Schuyler had its brief glory as a "trail town." Dissatisfied with marketing and shipping facilities of the Kansas Railroad, and its terminal point of Abilene, a number of Texas cattlemen sought another vantage point from which to ship their cattle. Union Pacific officials began in 1869 to woo their trade and the two groups negotiated as to freight rates and an agreement was reached. Schuyler was selected as the terminus point because of the rich grazing land on the Platte River bottom, and could be purchased reasonably for stockyards.
A spur track was built in June, 1870, and Schuyler was in business. During 1870, the long trail from Texas was beaten barren by the thunder of thousand of hooves of longhorns. Between 40,000 and 50,000 head of cattle were sold at Schuyler that year.
A second main line track was constructed in 1908.

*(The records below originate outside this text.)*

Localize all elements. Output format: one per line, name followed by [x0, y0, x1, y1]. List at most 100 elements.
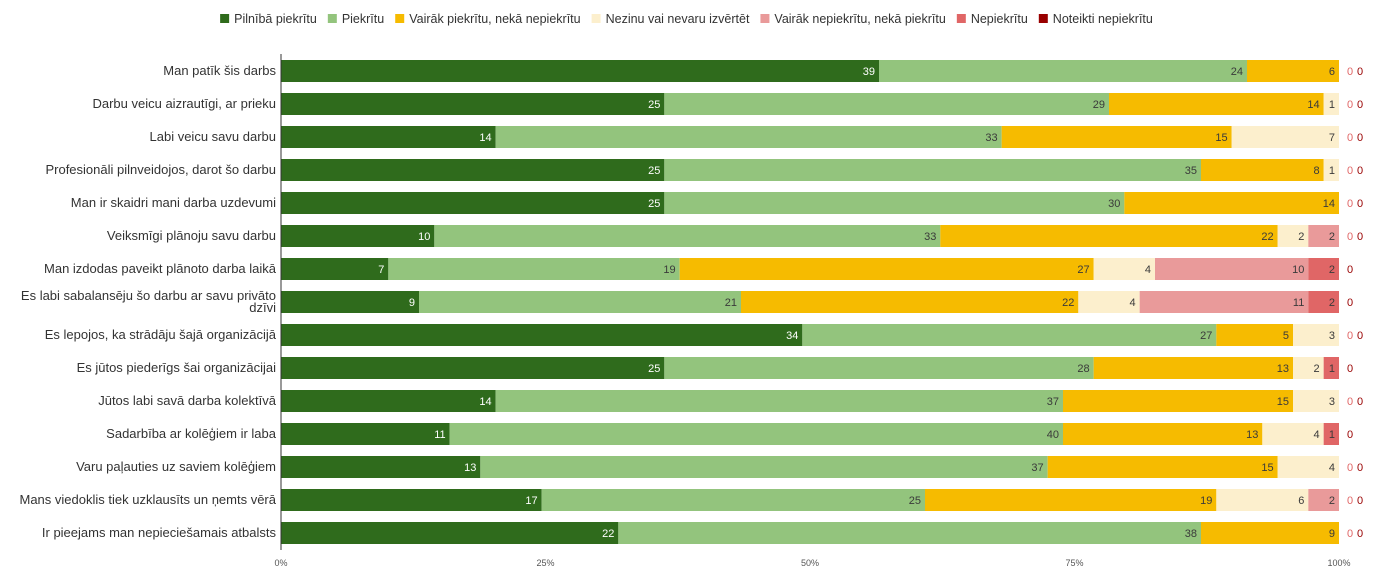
bar-segment	[281, 522, 619, 544]
bar-segment	[281, 258, 389, 280]
data-label: 0	[1357, 495, 1363, 507]
data-label: 9	[409, 297, 415, 309]
bar-segment	[281, 390, 496, 412]
bar-segment	[1293, 357, 1324, 379]
data-label: 2	[1298, 231, 1304, 243]
bar-segment	[281, 159, 665, 181]
bar-segment	[1216, 324, 1293, 346]
data-label: 2	[1329, 297, 1335, 309]
legend-swatch	[395, 14, 405, 23]
bar-segment	[1124, 192, 1339, 214]
bar-segment	[664, 93, 1109, 115]
data-label: 2	[1314, 363, 1320, 375]
data-label: 25	[909, 495, 921, 507]
data-label: 2	[1329, 495, 1335, 507]
bar-segment	[281, 126, 496, 148]
bar-row: 10 33 22 2 2 0 0	[281, 225, 1363, 247]
bar-segment	[1308, 258, 1339, 280]
bar-segment	[940, 225, 1278, 247]
bar-row: 22 38 9 0 0	[281, 522, 1363, 544]
data-label: 0	[1357, 528, 1363, 540]
bar-segment	[1308, 291, 1339, 313]
category-label: Sadarbība ar kolēģiem ir laba	[106, 426, 277, 441]
data-label: 0	[1357, 231, 1363, 243]
data-label: 25	[648, 198, 660, 210]
bar-segment	[1323, 159, 1339, 181]
bar-segment	[449, 423, 1064, 445]
bar-segment	[1063, 390, 1293, 412]
data-label: 9	[1329, 528, 1335, 540]
bar-segment	[618, 522, 1201, 544]
data-label: 1	[1329, 99, 1335, 111]
bar-segment	[281, 489, 542, 511]
bar-segment	[802, 324, 1217, 346]
bar-row: 25 30 14 0 0	[281, 192, 1363, 214]
data-label: 0	[1357, 198, 1363, 210]
data-label: 0	[1357, 165, 1363, 177]
data-label: 38	[1185, 528, 1197, 540]
data-label: 25	[648, 165, 660, 177]
bar-segment	[664, 357, 1094, 379]
data-label: 27	[1200, 330, 1212, 342]
data-label: 11	[1293, 297, 1304, 309]
data-label: 0	[1347, 495, 1353, 507]
data-label: 0	[1347, 396, 1353, 408]
x-tick-label: 50%	[801, 558, 819, 567]
data-label: 0	[1357, 132, 1363, 144]
data-label: 0	[1357, 330, 1363, 342]
legend-item-label: Pilnībā piekrītu	[234, 12, 317, 26]
data-label: 25	[648, 363, 660, 375]
bar-row: 39 24 6 0 0	[281, 60, 1363, 82]
bar-segment	[1078, 291, 1140, 313]
bar-segment	[664, 192, 1125, 214]
data-label: 19	[1200, 495, 1212, 507]
bar-segment	[1047, 456, 1278, 478]
bar-segment	[1323, 357, 1339, 379]
data-label: 22	[1062, 297, 1074, 309]
data-label: 3	[1329, 330, 1335, 342]
bar-row: 17 25 19 6 2 0 0	[281, 489, 1363, 511]
bar-row: 14 37 15 3 0 0	[281, 390, 1363, 412]
bar-segment	[419, 291, 741, 313]
legend-swatch	[1038, 14, 1048, 23]
data-label: 0	[1347, 99, 1353, 111]
bar-segment	[1231, 126, 1339, 148]
bar-row: 11 40 13 4 1 0	[281, 423, 1353, 445]
legend-item-label: Nezinu vai nevaru izvērtēt	[606, 12, 750, 26]
data-label: 4	[1314, 429, 1320, 441]
bar-row: 34 27 5 3 0 0	[281, 324, 1363, 346]
data-label: 7	[1329, 132, 1335, 144]
bar-segment	[1262, 423, 1324, 445]
data-label: 21	[725, 297, 737, 309]
bar-segment	[1293, 390, 1339, 412]
bar-segment	[480, 456, 1048, 478]
data-label: 0	[1357, 396, 1363, 408]
bar-segment	[1216, 489, 1309, 511]
x-axis-ticks: 0% 25% 50% 75% 100%	[274, 558, 1350, 567]
bar-segment	[1308, 225, 1339, 247]
category-label: Es labi sabalansēju šo darbu ar savu pri…	[21, 288, 276, 315]
bar-segment	[281, 225, 435, 247]
category-labels: Man patīk šis darbs Darbu veicu aizrautīg…	[20, 63, 277, 540]
data-label: 10	[1292, 264, 1304, 276]
data-label: 10	[418, 231, 430, 243]
data-label: 15	[1261, 462, 1273, 474]
bar-segment	[495, 390, 1064, 412]
bar-segment	[1277, 456, 1339, 478]
data-label: 4	[1329, 462, 1335, 474]
data-label: 35	[1185, 165, 1197, 177]
data-label: 0	[1347, 165, 1353, 177]
data-label: 17	[525, 495, 537, 507]
data-label: 22	[1261, 231, 1273, 243]
data-label: 25	[648, 99, 660, 111]
legend-swatch	[327, 14, 337, 23]
bar-row: 13 37 15 4 0 0	[281, 456, 1363, 478]
data-label: 4	[1130, 297, 1136, 309]
bar-segment	[1201, 159, 1324, 181]
data-label: 6	[1298, 495, 1304, 507]
bar-segment	[1323, 93, 1339, 115]
bar-segment	[925, 489, 1217, 511]
bar-segment	[1001, 126, 1232, 148]
bar-segment	[1293, 324, 1339, 346]
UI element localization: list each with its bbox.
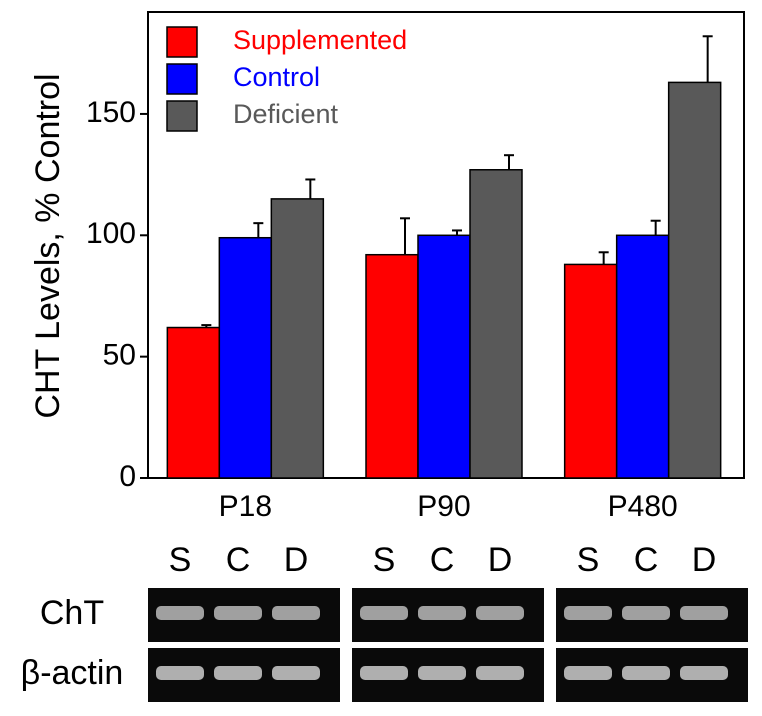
- lane-label: D: [488, 541, 513, 579]
- y-tick-label: 150: [86, 96, 136, 129]
- y-tick-label: 0: [119, 460, 136, 493]
- y-tick-label: 100: [86, 217, 136, 250]
- lane-label: D: [284, 541, 309, 579]
- gel-band: [214, 666, 262, 680]
- bar: [667, 81, 722, 479]
- gel-band: [272, 666, 320, 680]
- bar: [270, 198, 325, 479]
- legend-swatch: [166, 63, 198, 95]
- x-tick-label: P90: [417, 490, 470, 523]
- row-label: ChT: [40, 594, 104, 632]
- lane-label: C: [634, 541, 659, 579]
- gel-band: [360, 666, 408, 680]
- bar: [563, 263, 618, 479]
- lane-label: C: [226, 541, 251, 579]
- gel-band: [360, 606, 408, 620]
- gel-band: [476, 606, 524, 620]
- legend-label: Supplemented: [233, 25, 407, 55]
- gel-band: [564, 606, 612, 620]
- row-label: β-actin: [21, 654, 124, 692]
- legend-swatch: [166, 26, 198, 58]
- bar: [365, 253, 419, 479]
- gel-band: [622, 666, 670, 680]
- gel-band: [564, 666, 612, 680]
- legend-swatch: [166, 100, 198, 132]
- legend-label: Deficient: [233, 99, 339, 129]
- gel-band: [680, 666, 728, 680]
- gel-band: [418, 606, 466, 620]
- gel-band: [214, 606, 262, 620]
- lane-label: S: [373, 541, 396, 579]
- lane-label: C: [430, 541, 455, 579]
- gel-band: [680, 606, 728, 620]
- gel-band: [272, 606, 320, 620]
- lane-label: D: [692, 541, 717, 579]
- gel-band: [156, 666, 204, 680]
- lane-label: S: [577, 541, 600, 579]
- x-tick-label: P480: [608, 490, 678, 523]
- lane-label: S: [169, 541, 192, 579]
- y-tick-label: 50: [103, 339, 136, 372]
- bar: [417, 234, 471, 479]
- x-tick-label: P18: [219, 490, 272, 523]
- bar: [218, 236, 273, 479]
- legend-label: Control: [233, 62, 320, 92]
- gel-band: [418, 666, 466, 680]
- gel-band: [622, 606, 670, 620]
- bar: [469, 169, 523, 479]
- bar: [615, 234, 670, 479]
- gel-band: [156, 606, 204, 620]
- y-axis-label: CHT Levels, % Control: [29, 73, 67, 418]
- bar: [166, 326, 221, 479]
- gel-band: [476, 666, 524, 680]
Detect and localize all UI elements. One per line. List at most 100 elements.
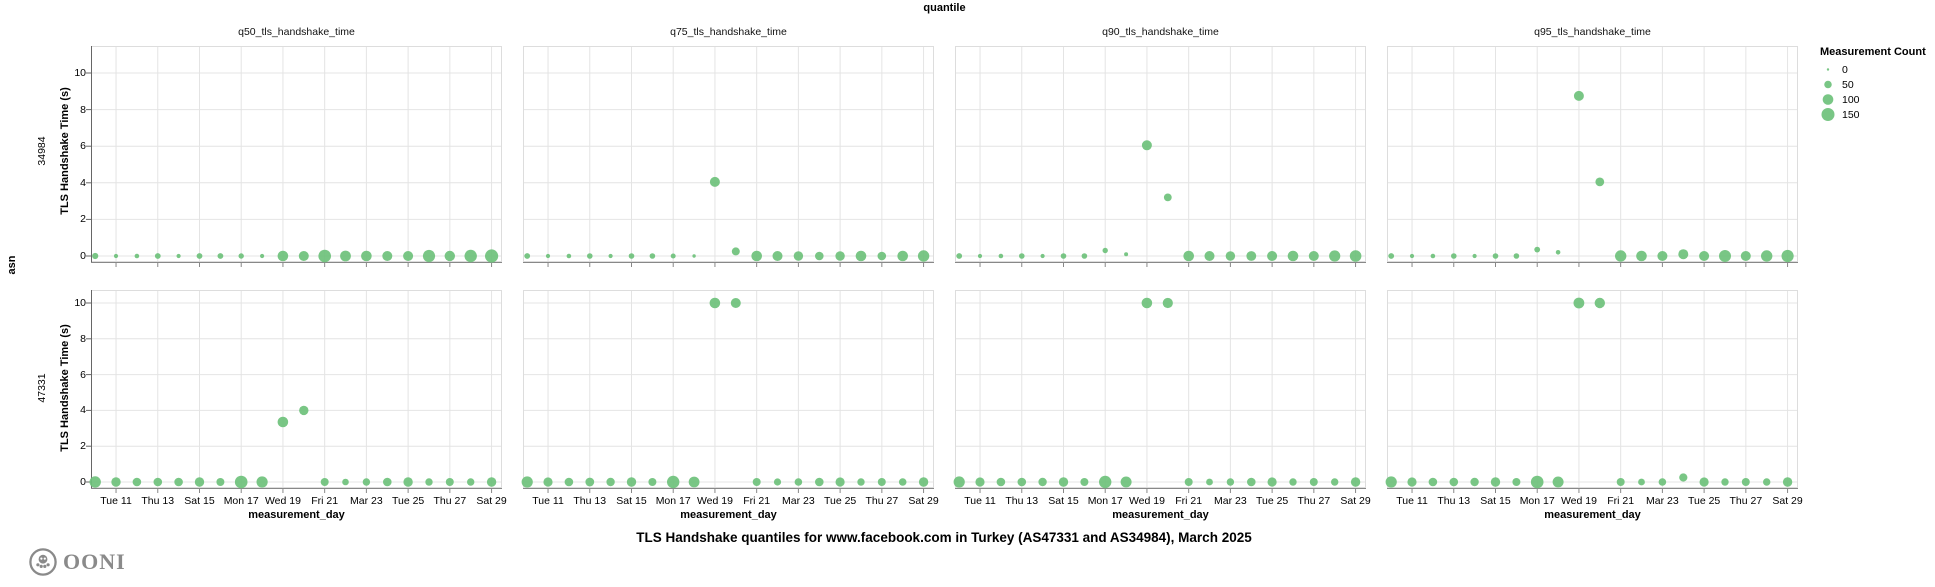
data-point (628, 253, 635, 259)
x-tick-label: Tue 25 (391, 495, 425, 507)
y-tick-label: 8 (80, 332, 86, 345)
x-tick-label: Sat 15 (1048, 495, 1079, 507)
data-points (521, 297, 929, 489)
data-point (1472, 253, 1477, 259)
data-point (835, 251, 845, 261)
data-point (1349, 250, 1362, 262)
row-label-34984: 34984 (36, 136, 48, 166)
data-point (234, 475, 248, 489)
data-point (1451, 253, 1457, 259)
data-point (1225, 251, 1236, 261)
data-point (403, 477, 413, 487)
facet-plot-34984-q75_tls_handshake_time (523, 46, 934, 267)
data-point (772, 251, 783, 261)
data-point (543, 477, 553, 487)
data-points (92, 249, 499, 263)
data-point (1449, 477, 1459, 487)
data-point (238, 253, 244, 259)
x-tick-label: Mon 17 (655, 495, 691, 507)
data-point (730, 298, 741, 308)
data-point (953, 476, 965, 488)
data-point (1309, 478, 1318, 486)
data-point (1407, 477, 1417, 487)
x-tick-label: Tue 11 (1396, 495, 1428, 507)
data-point (299, 405, 309, 416)
data-point (1287, 250, 1299, 262)
legend-item: 150 (1820, 107, 1932, 122)
data-point (89, 476, 101, 488)
data-point (648, 478, 657, 486)
y-tick-label: 10 (74, 297, 86, 309)
data-point (1163, 193, 1172, 202)
data-points (956, 140, 1362, 262)
data-point (626, 477, 637, 487)
x-tick-label: Sat 15 (1480, 495, 1511, 507)
legend-item-label: 0 (1842, 63, 1848, 76)
x-tick-label: Sat 29 (1340, 495, 1371, 507)
data-point (1385, 476, 1397, 488)
data-point (1183, 250, 1194, 262)
data-point (835, 477, 845, 487)
chart-title: TLS Handshake quantiles for www.facebook… (636, 530, 1252, 545)
x-tick-label: Wed 19 (1128, 495, 1165, 507)
x-tick-label: Tue 11 (532, 495, 564, 507)
ooni-logo-text: OONI (63, 549, 126, 574)
x-tick-label: Fri 21 (311, 495, 339, 507)
data-point (111, 477, 121, 487)
data-point (670, 253, 676, 259)
facet-title-q50: q50_tls_handshake_time (238, 26, 355, 38)
data-point (1308, 251, 1319, 261)
legend-item-label: 100 (1842, 93, 1860, 106)
data-point (794, 478, 803, 486)
data-point (445, 478, 454, 486)
data-point (1331, 478, 1339, 486)
data-point (1721, 478, 1729, 486)
gridlines (1387, 290, 1798, 488)
x-tick-label: Wed 19 (1560, 495, 1597, 507)
x-axis (523, 262, 934, 267)
data-point (977, 253, 983, 259)
data-point (917, 250, 930, 262)
data-point (1247, 477, 1256, 487)
facet-plot-47331-q50_tls_handshake_time (86, 290, 502, 493)
data-point (877, 251, 887, 261)
legend-item: 100 (1820, 92, 1932, 107)
data-point (1017, 477, 1027, 487)
facet-plot-47331-q90_tls_handshake_time (953, 290, 1366, 493)
data-point (1206, 478, 1213, 486)
x-tick-label: Thu 13 (1437, 495, 1471, 507)
y-tick-label: 0 (80, 250, 86, 262)
data-point (1040, 253, 1045, 259)
data-point (1080, 478, 1089, 486)
legend-swatch-icon (1822, 94, 1834, 105)
y-axis-title-row2: TLS Handshake Time (s) (59, 324, 71, 452)
x-tick-label: Tue 25 (1255, 495, 1289, 507)
data-point (217, 253, 224, 259)
y-tick-label: 6 (80, 140, 86, 153)
data-point (587, 253, 593, 259)
data-point (361, 250, 372, 262)
data-point (996, 477, 1006, 487)
y-tick-label: 8 (80, 103, 86, 116)
x-tick-label: Thu 27 (1729, 495, 1763, 507)
data-point (1162, 297, 1173, 309)
data-point (1534, 246, 1541, 253)
data-point (1081, 253, 1088, 259)
data-point (566, 253, 572, 259)
x-axis (955, 262, 1366, 267)
data-point (1616, 478, 1625, 486)
data-point (1719, 250, 1731, 262)
y-tick-label: 10 (74, 67, 86, 79)
data-point (1267, 251, 1278, 261)
data-point (1781, 249, 1794, 263)
facet-title-q90: q90_tls_handshake_time (1102, 26, 1219, 38)
data-point (1512, 478, 1521, 486)
data-point (1513, 253, 1520, 259)
facet-plot-34984-q50_tls_handshake_time (86, 46, 502, 267)
data-point (134, 253, 140, 259)
data-point (1490, 477, 1501, 487)
data-point (383, 477, 392, 487)
data-point (688, 476, 700, 488)
data-point (216, 478, 225, 486)
facet-plot-47331-q95_tls_handshake_time (1385, 290, 1798, 493)
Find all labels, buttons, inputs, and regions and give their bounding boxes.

Today, more than 50 trains per day travel on the rail line through Columbus. Virtually every commodity crosses Union Pacific's Nebraska rails, with low-sulfur Wyoming coal and transcontinental import containers being the dominant freight. The primary freight originating in Nebraska is grain.
About Union Pacific
It was 150 years ago that Abraham Lincoln signed the Pacific Railway Act of July 1, 1862, creating the original Union Pacific. One of America's iconic companies, today, Union Pacific Railroad is the principal operating company of Union Pacific Corporation (NYSE: UNP), linking 23 states in the western two-thirds of the country by rail and providing freight solutions and logistics expertise to the global supply chain. From 2000 through 2011, Union Pacific spent more than $31 billion on its network and operations, making needed investments in America's infrastructure and enhancing its ability to provide safe, reliable, fuel-efficient and environmentally responsible freight transportation. Union Pacific's diversified business mix includes Agricultural Products, Automotive, Chemicals, Energy, Industrial Products and Intermodal. The railroad serves many of the fastest-growing U.S. population centers and emphasizes excellent customer service. Union Pacific operates competitive routes from all major West Coast and Gulf Coast ports to eastern gateways, connects with Canada's rail systems and is the only railroad serving all six major Mexico gateways.